In any event, Pentecostalism was not at all what James had in mind when he wrote these verses. He wasn’t predicting a new Christian movement; I seriously doubt he expected a “Christian movement” where God supposedly quit working among his people, and the Christians in it vigorously defend the absence of divine activity. And their own faithlessness.

We still have prep work to do.

James didn’t write about dispensations at all. He wrote of the stuff which has to happen before the Master invades. Namely the groundwork we the church have to do, in preparation for his return.

What’s this groundwork consist of? Getting ourselves ready. Jesus doesn’t want to come back for an unprepared, unready, unsteady, pathetic church. He’s returning to rule the world, and he expects us to help him do it.

And a lot of Christians are wholly unprepared for this. Some of it is because they don’t expect to do anything. They figure since God’s almighty, since he does all the work of saving us, he’s likewise gonna do all the work of running the world… and therefore they needn’t lift a finger. They’ll just kick back on a heavenly lounge chair and watch him fix the world.

Or they imagine they’re still gonna sit on their behinds, but now in some position of authority. ’Cause they know we’re meant to “reign with Christ” Rv 20.4 —but they’ve never had to work in leadership before, and naively believe it consists of sitting down and barking orders. To whom? Angels, maybe; they figure we’re gonna judge them, 1Co 6.3 so maybe we’ll command them. But the scriptures don’t say they’re anything other than fellow servants Rv 22.9 —our equals, not our betters, nor our subordinates.

Such Christians have obviously learned little from Jesus’s example at his first coming. The way he rules over people is to serve. He came down from his throne in heaven, made himself nothing, and saved us. Pp 2.5-8 He’s coming down from heaven again, but this time around, far too many of us imagine his personality has taken a complete 180-degree turn: He’s gonna go from being a friend of sinners, to a judgmental despot. You know, kinda like the Christians who covet power, and wouldn’t mind so much if they got to rule that way. Some of ’em already do that with their churches.

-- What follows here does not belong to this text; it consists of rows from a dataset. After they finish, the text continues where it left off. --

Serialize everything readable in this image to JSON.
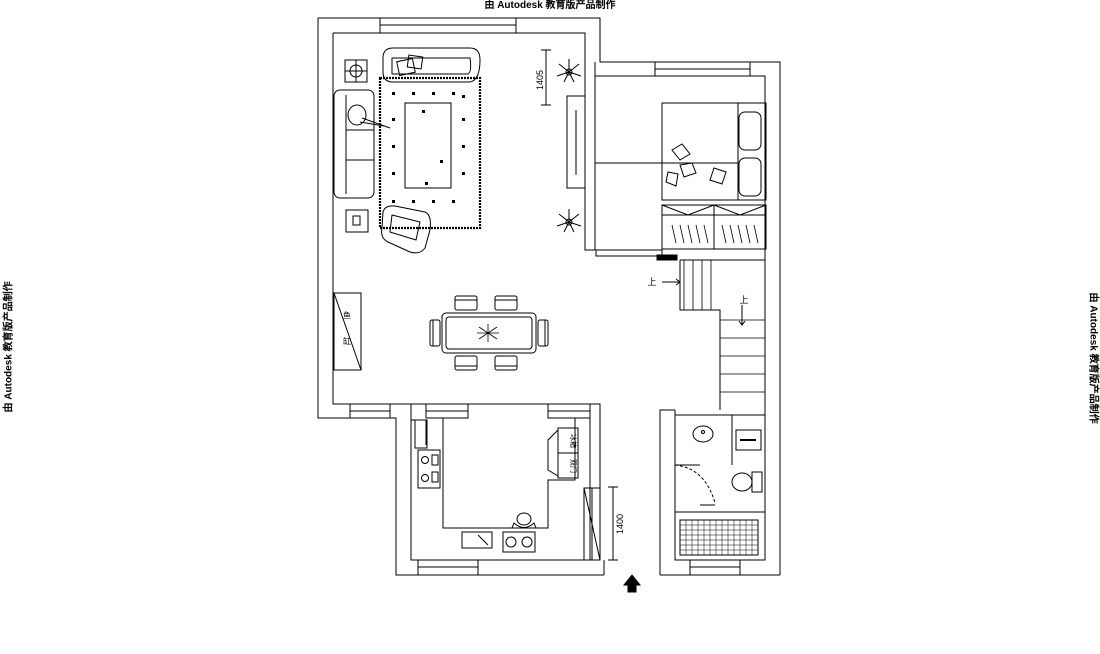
{
  "watermark": "由 Autodesk 教育版产品制作",
  "dimensions": {
    "living_room_depth": "1405",
    "kitchen_width": "1400"
  },
  "labels": {
    "fish_tank_1": "鱼",
    "fish_tank_2": "缸",
    "fridge_1": "冰箱",
    "fridge_2": "双门",
    "stairs_up_1": "上",
    "stairs_up_2": "上"
  },
  "colors": {
    "line": "#000000",
    "background": "#ffffff"
  }
}
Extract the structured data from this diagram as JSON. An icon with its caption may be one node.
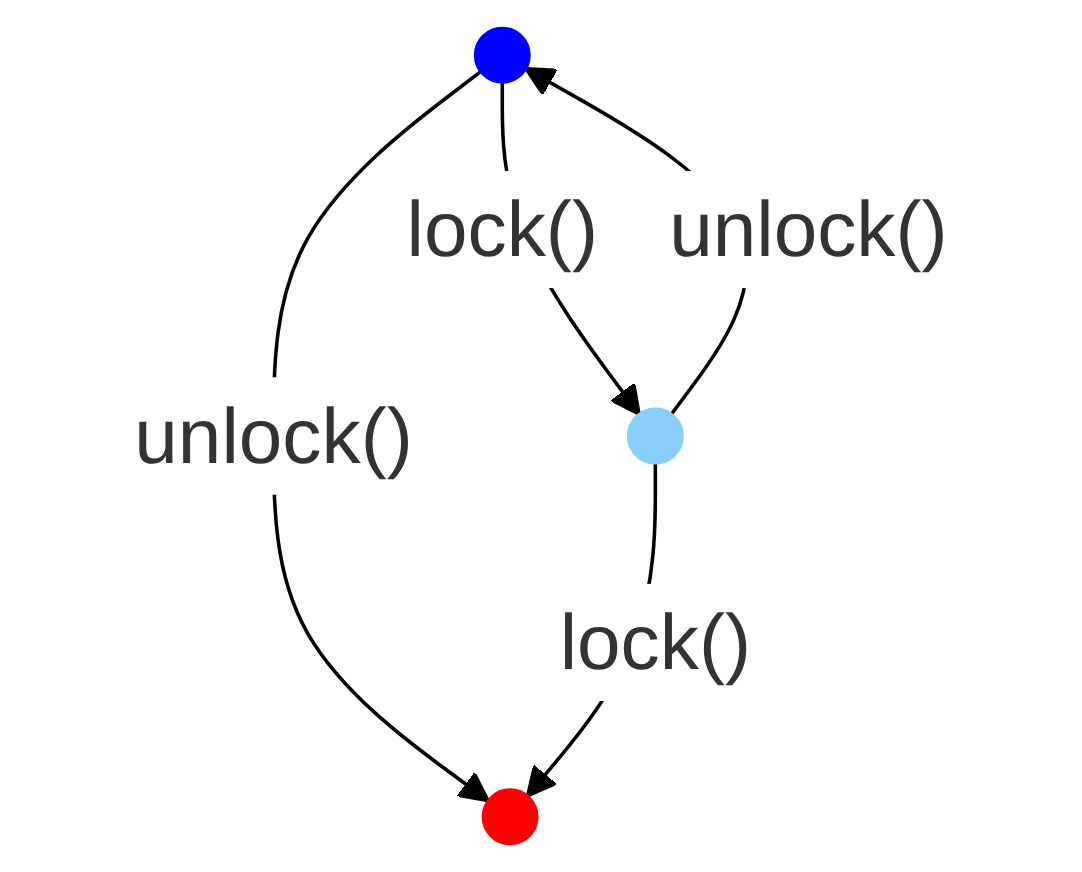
{
  "diagram": {
    "nodes": [
      {
        "text": [],
        "shape": "circle"
      },
      {
        "text": [],
        "shape": "circle"
      },
      {
        "text": [],
        "shape": "circle"
      }
    ],
    "edges": [
      {
        "from": 0,
        "to": 1,
        "arrow": "to",
        "label": "lock()"
      },
      {
        "from": 1,
        "to": 0,
        "arrow": "to",
        "label": "unlock()"
      },
      {
        "from": 0,
        "to": 2,
        "arrow": "to",
        "label": "unlock()"
      },
      {
        "from": 1,
        "to": 2,
        "arrow": "to",
        "label": "lock()"
      }
    ]
  }
}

Nope; Jesus’s mindset isn’t gonna change to match ours. Ours must change to match his. We have to get into the practice of serving one another, and serving our neighbors. Otherwise we’ll be entirely unfit for God’s kingdom. We can’t expect to reign over others in any other manner than Jesus already reigns over us.

Those who imagine Jesus is as bossy as they… well, either they have to undergo some sort of massive retraining program, or maybe they’re not cut out for the kingdom at all. I hope it’s the retraining program. The alternative is kinda scary.

In the meanwhile, retrain yourself! Strengthen those minds. Develop the Christlike attitudes of humility, encouragement, patience, and compassion. It makes the best servants, and therefore the best rulers.